[antlr-interest] To Ter and others: Observations on performance problems and how Antlr could be made faster

Sun Mar 27 13:47:03 PST 2005

I have been looking briefly at the source-code for
Antlr with an eye towards general implementation
performance issues (looking at java coding issues only
- not algorithms). I have made some observations that
I hope the Antlr implementers will think about.

1) Some possible uses of Antlr are not compilers but
interactive applications. High performance
applications may need to parse distinct texts a LOT(!)
of times (for instance the query parser for a search
engine). For such applications concurrency and reuse
of objects can be very important. Currently, ANTLR
parsers are not multi-thread safe and object reuse is
hard to do (not explicitly supported). Generation of
reusable MT-safe parsers/lexers would be a great
(optional) feature.

2) Some classes like antlr.Parser and
antlr.CharScanner use inefficient legacy java classes
like tokenTypeToASTClassMap’s HashTable) instead of
HashMap (unnecessary synchronization for a
parser/scanner that is not thread-safe anyway). 

3) The current API is targeted for large files but
does not allow for efficient parsing of small strings
like “x AND NOT (y AND z OR w)” compared to a
hand-written parser. Antlr should generate a lexer
with a constructor that accepts a string (or even
better a CharSequence) so that the overhead of a
StringReader can be avoided for such cases.

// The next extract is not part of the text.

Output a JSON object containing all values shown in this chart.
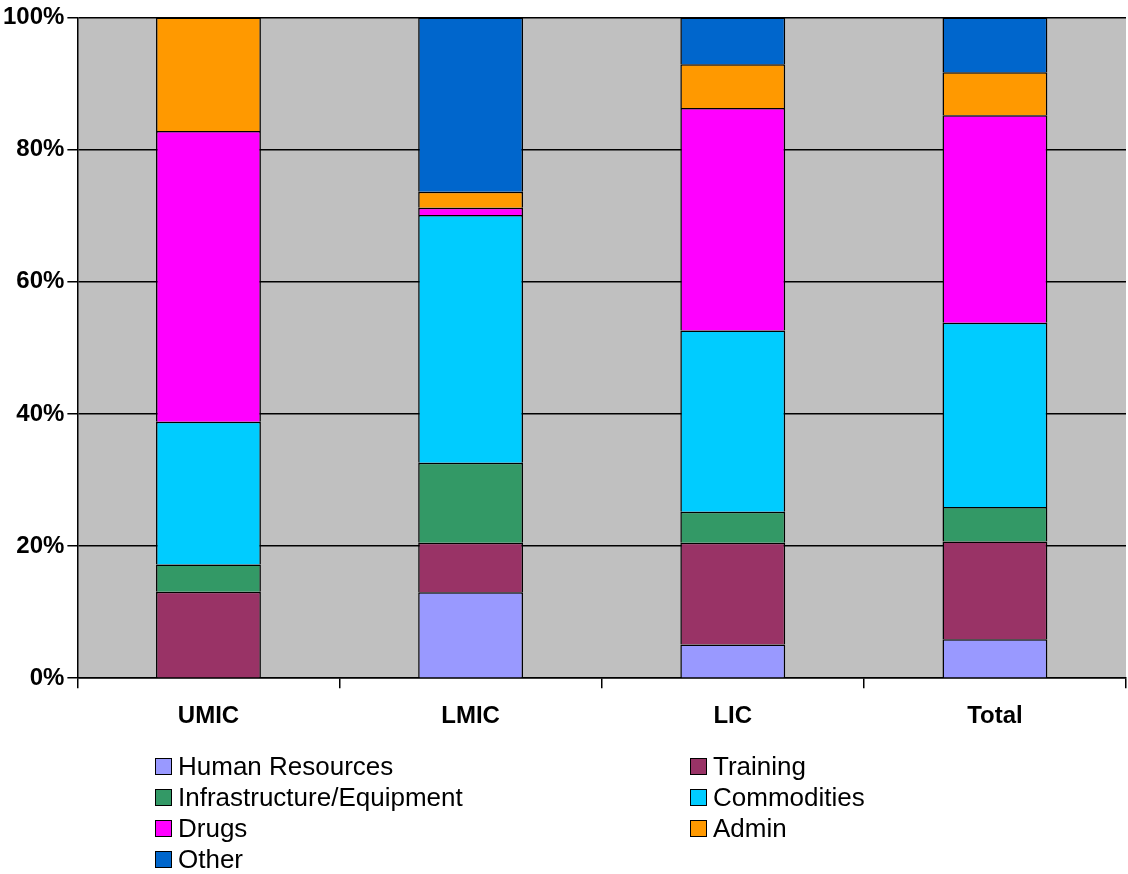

3) Antlr should try to limit the number of Strings
that it generates or forces the antlr-user to generate
because of API limitations. In that relation, for JDK
1.4+, CharSequence can sometimes used as a very fast
String replacement. (BTW: I did not find any uses of
StringBuffer but for JDK 1.5+ it should be replaced
with StringBuilder).

Sincerely,
Morten Christensen